Abstract

Abstract George Gissing’s friend and fellow novelist, H. G Wells, would remember the ‘last decade of the nineteenth century’ as ‘an extraordinarily favourable time for new writers’(H. G. Wells, Experiment in Autobiography: Discoveries of a Very Ordinary Brain, Volume II (Since 1866) (London: Gollancz, 1934), p. 506.). His experience fits neatly with the myths of the successful Victorian male author that were in circulation throughout the century. For the vast majority of writers, however, the reality was quite different. As many scholars have recognized, George Gissing’s 1891 novel, New Grub Street, presents a realistic portrayal of the travails of the average writer trying to live by their pen at the turn of the century. Nonetheless, little work has examined these economic travails against the backdrop of nineteenth-century images of male authorship.

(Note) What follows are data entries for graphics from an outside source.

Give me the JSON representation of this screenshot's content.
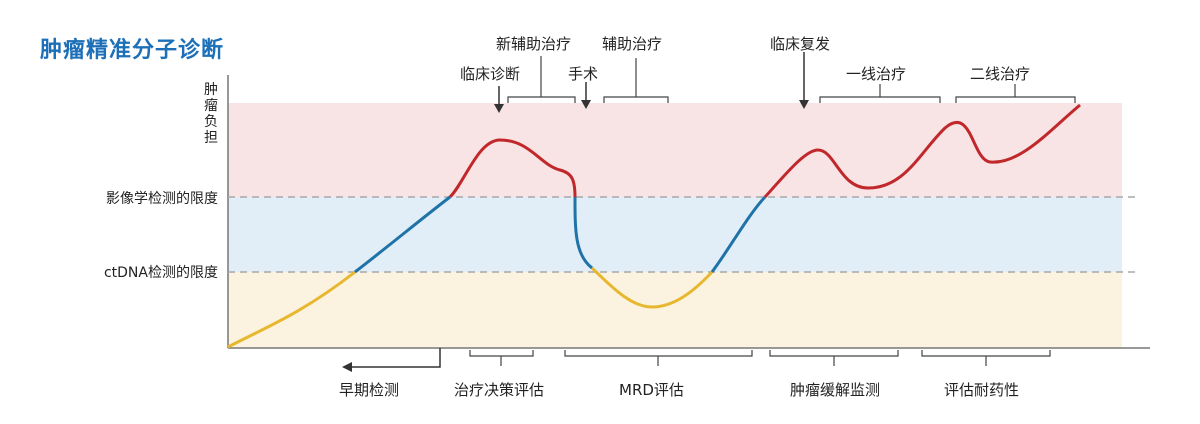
{
  "title": "肿瘤精准分子诊断",
  "y_axis_label": "肿瘤负担",
  "thresholds": {
    "imaging": "影像学检测的限度",
    "ctdna": "ctDNA检测的限度"
  },
  "top_labels": {
    "neoadjuvant": "新辅助治疗",
    "clinical_diagnosis": "临床诊断",
    "surgery": "手术",
    "adjuvant": "辅助治疗",
    "clinical_relapse": "临床复发",
    "first_line": "一线治疗",
    "second_line": "二线治疗"
  },
  "bottom_labels": {
    "early_detection": "早期检测",
    "treatment_decision": "治疗决策评估",
    "mrd": "MRD评估",
    "monitoring": "肿瘤缓解监测",
    "resistance": "评估耐药性"
  },
  "colors": {
    "title": "#1d6fb8",
    "zone_high": "#f8e4e4",
    "zone_mid": "#e2eef7",
    "zone_low": "#fbf3df",
    "curve_yellow": "#e8b730",
    "curve_blue": "#1f73a8",
    "curve_red": "#c0282b",
    "dashed": "#a8a8a8"
  }
}
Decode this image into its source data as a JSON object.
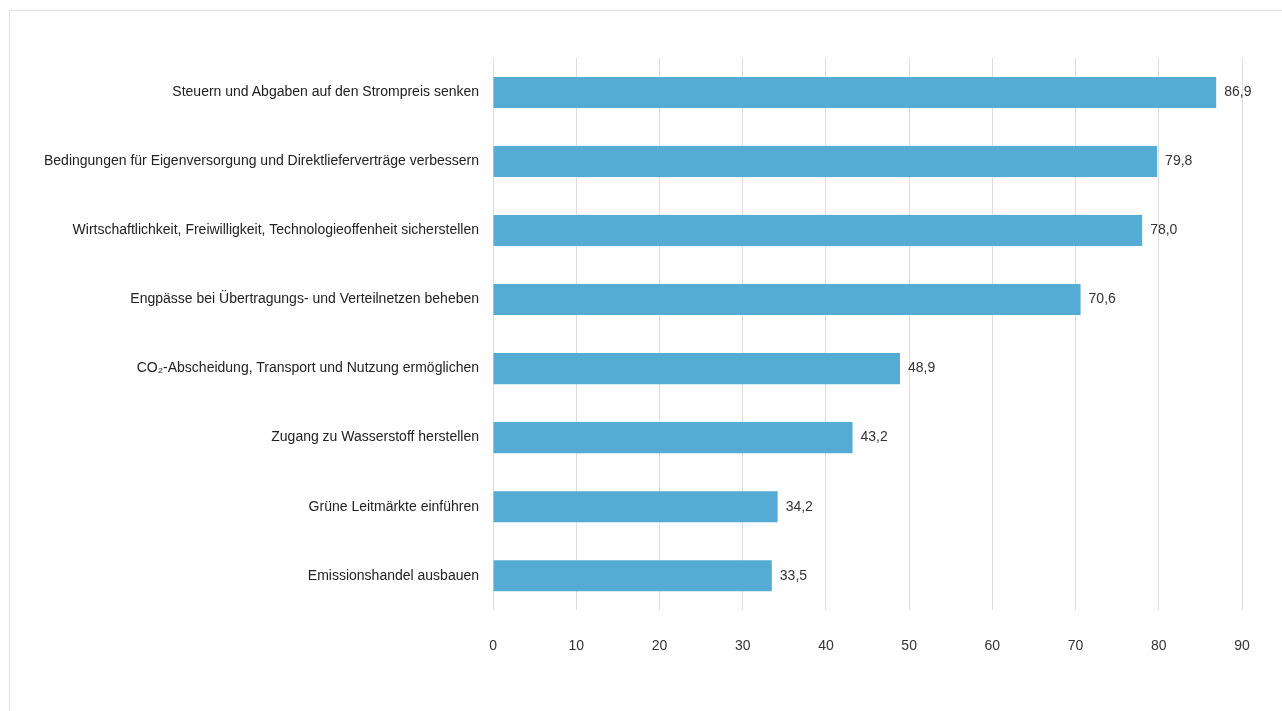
{
  "chart_data": {
    "type": "bar",
    "orientation": "horizontal",
    "categories": [
      "Steuern und Abgaben auf den Strompreis senken",
      "Bedingungen für Eigenversorgung und Direktlieferverträge verbessern",
      "Wirtschaftlichkeit, Freiwilligkeit, Technologieoffenheit sicherstellen",
      "Engpässe bei Übertragungs- und Verteilnetzen beheben",
      "CO₂-Abscheidung, Transport und Nutzung ermöglichen",
      "Zugang zu Wasserstoff herstellen",
      "Grüne Leitmärkte einführen",
      "Emissionshandel ausbauen"
    ],
    "values": [
      86.9,
      79.8,
      78.0,
      70.6,
      48.9,
      43.2,
      34.2,
      33.5
    ],
    "value_labels": [
      "86,9",
      "79,8",
      "78,0",
      "70,6",
      "48,9",
      "43,2",
      "34,2",
      "33,5"
    ],
    "color": "#54abd4",
    "xlim": [
      0,
      90
    ],
    "xticks": [
      0,
      10,
      20,
      30,
      40,
      50,
      60,
      70,
      80,
      90
    ],
    "grid": "x",
    "legend": false
  }
}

Bringing together work on Victorian masculinities, research on cultural depictions of syphilis, and work on the nineteenth-century marketplace alongside current Gissing scholarship and primary sources, this article will argue that Gissing’s novel foregrounds the shared ‘exchange economy’ of prostitution and the literary market to explore specifically masculine anxieties around the male author at the fin de siècle (Monika Pietrzak-Franger, Syphilis in Victorian Literature and Culture: Medicine, Knowledge and the Spectacle of Victorian Invisibility (Cham: Palgrave Macmillan, 2017), p. 131.). In tracing the interconnections of pox, prose, and prostitution, this article re-negotiates the novel’s relationship with other images of Victorian authorship, as well as using work on cultural depictions of syphilis to position the text in a new field.